We focus on treating people as people and having a relationship with our suppliers as well as our vendors.
It’s a rather interesting perspective to take. The certification process could be arduous for the micro-lot farmer. With a limited amount of funds to the producers’ name, Other Brother realizes that coffee farmers are among the poorest in the world and can’t prioritize a certification in exchange for marketability. Don’t expect the farmer to be fleeced by this roaster because of it though – Other Brother is all about providing a fair price for beans.
“As a business person you want to be profitable but you don’t bite the hand that feeds you. You screw that farmer; he’s out of work, which means you’re out of work. Everyone has to be honored and treated respectfully.”
It’s not a self-serving thing for them. Why the extra respect for the farmer?
Jon & his brother Sam Plett were born and raised in Boliva & Mexico. Now they live and operate their roaster out of the small farming town of Winkler, Manitoba. In both locations they’ve had a lot of interaction with farmers, and they understand what the farmer has to go through.

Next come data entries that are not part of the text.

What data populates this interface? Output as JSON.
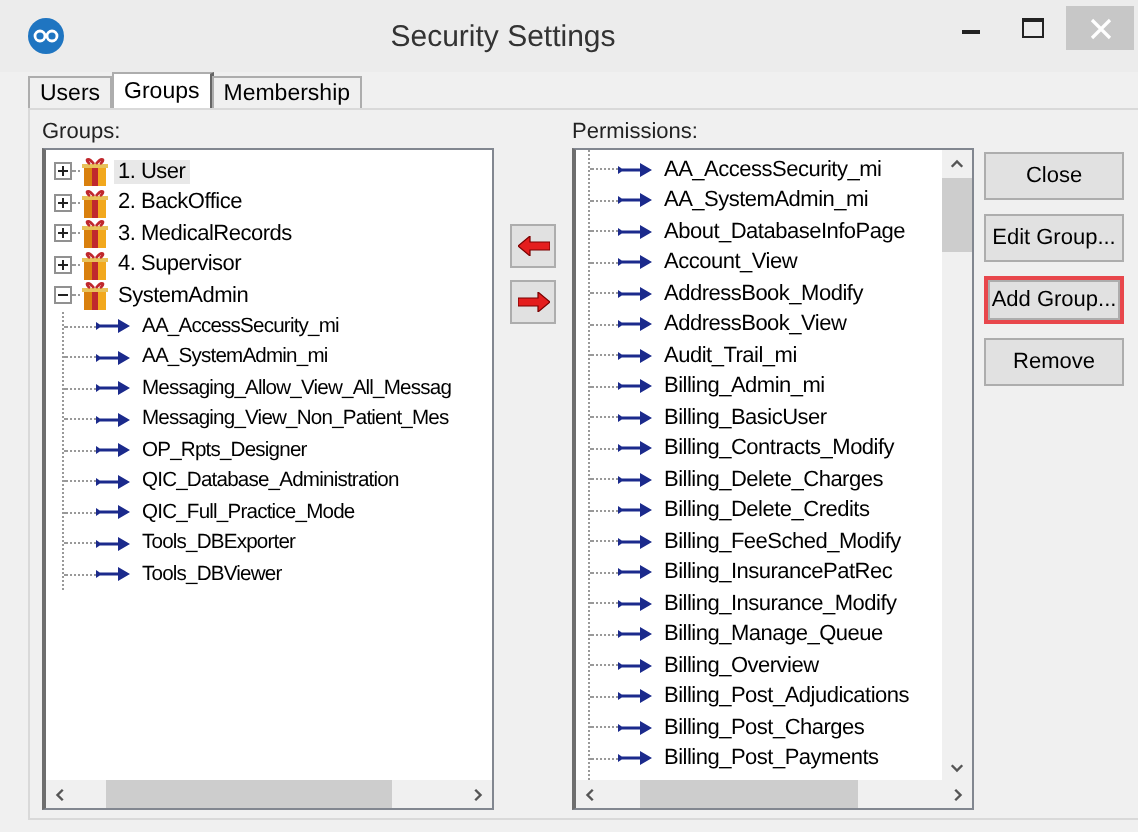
{
  "window": {
    "title": "Security Settings"
  },
  "tabs": [
    {
      "label": "Users",
      "selected": false
    },
    {
      "label": "Groups",
      "selected": true
    },
    {
      "label": "Membership",
      "selected": false
    }
  ],
  "groups": {
    "label": "Groups:",
    "items": [
      {
        "label": "1. User",
        "expanded": false,
        "selected": true
      },
      {
        "label": "2. BackOffice",
        "expanded": false,
        "selected": false
      },
      {
        "label": "3. MedicalRecords",
        "expanded": false,
        "selected": false
      },
      {
        "label": "4. Supervisor",
        "expanded": false,
        "selected": false
      },
      {
        "label": "SystemAdmin",
        "expanded": true,
        "selected": false,
        "children": [
          {
            "label": "AA_AccessSecurity_mi"
          },
          {
            "label": "AA_SystemAdmin_mi"
          },
          {
            "label": "Messaging_Allow_View_All_Messag"
          },
          {
            "label": "Messaging_View_Non_Patient_Mes"
          },
          {
            "label": "OP_Rpts_Designer"
          },
          {
            "label": "QIC_Database_Administration"
          },
          {
            "label": "QIC_Full_Practice_Mode"
          },
          {
            "label": "Tools_DBExporter"
          },
          {
            "label": "Tools_DBViewer"
          }
        ]
      }
    ]
  },
  "permissions": {
    "label": "Permissions:",
    "items": [
      "AA_AccessSecurity_mi",
      "AA_SystemAdmin_mi",
      "About_DatabaseInfoPage",
      "Account_View",
      "AddressBook_Modify",
      "AddressBook_View",
      "Audit_Trail_mi",
      "Billing_Admin_mi",
      "Billing_BasicUser",
      "Billing_Contracts_Modify",
      "Billing_Delete_Charges",
      "Billing_Delete_Credits",
      "Billing_FeeSched_Modify",
      "Billing_InsurancePatRec",
      "Billing_Insurance_Modify",
      "Billing_Manage_Queue",
      "Billing_Overview",
      "Billing_Post_Adjudications",
      "Billing_Post_Charges",
      "Billing_Post_Payments"
    ]
  },
  "buttons": [
    {
      "label": "Close",
      "highlighted": false
    },
    {
      "label": "Edit Group...",
      "highlighted": false
    },
    {
      "label": "Add Group...",
      "highlighted": true
    },
    {
      "label": "Remove",
      "highlighted": false
    }
  ]
}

“Farmers put so much in the uncontrollable situations and variables. It’s really tough. It’s been eye opening that experience to grow up around farmers, but it’s also been very frustrating since you try to be the voice of the unheard. With coffee farmers who are working in the mountains and not using machinery – they have to bring their coffee down to the washing stations fairly quickly, so that their coffee doesn’t ferment... It’s a tonne of work.”
Luckily enough, being in the farming town of Winkler, some residents are quite open to hearing and learning about the struggles that a coffee farmer goes through. With that, they’ve established a small but growing customer base of offices, retail grocery chains and cafes that are willing to pay a fair price for their beans and for the farmers.
Sam, an engineer by trade, built a roaster himself and began roasting out of his garage. Once his beans were up to a certain quality, he teamed up with his café owning brother, Jon and together they began assembling the pieces for a real roasting operation.
Roasting actually has deep roots within the Plett family as their father and grandfather both were heavily in the roasting craft. His father never roasted coffee, but were more in the almonds, flax seed, peanuts etc. However it was less on the roasting and more on the relationship side of things that he felt was learned from his fathers’ operation.
As a coffee roaster you are the second last step in the process to showcase the farmers life’s work.
“Watching him over and over deal with people & farmers. How to create and honor their life’s work. As a coffee roaster you are the second last step in the process to showcase the farmers life’s work. To honor that beans’ journey.”
Jon shares “If we can become half the men they are, I think we’ve succeeded."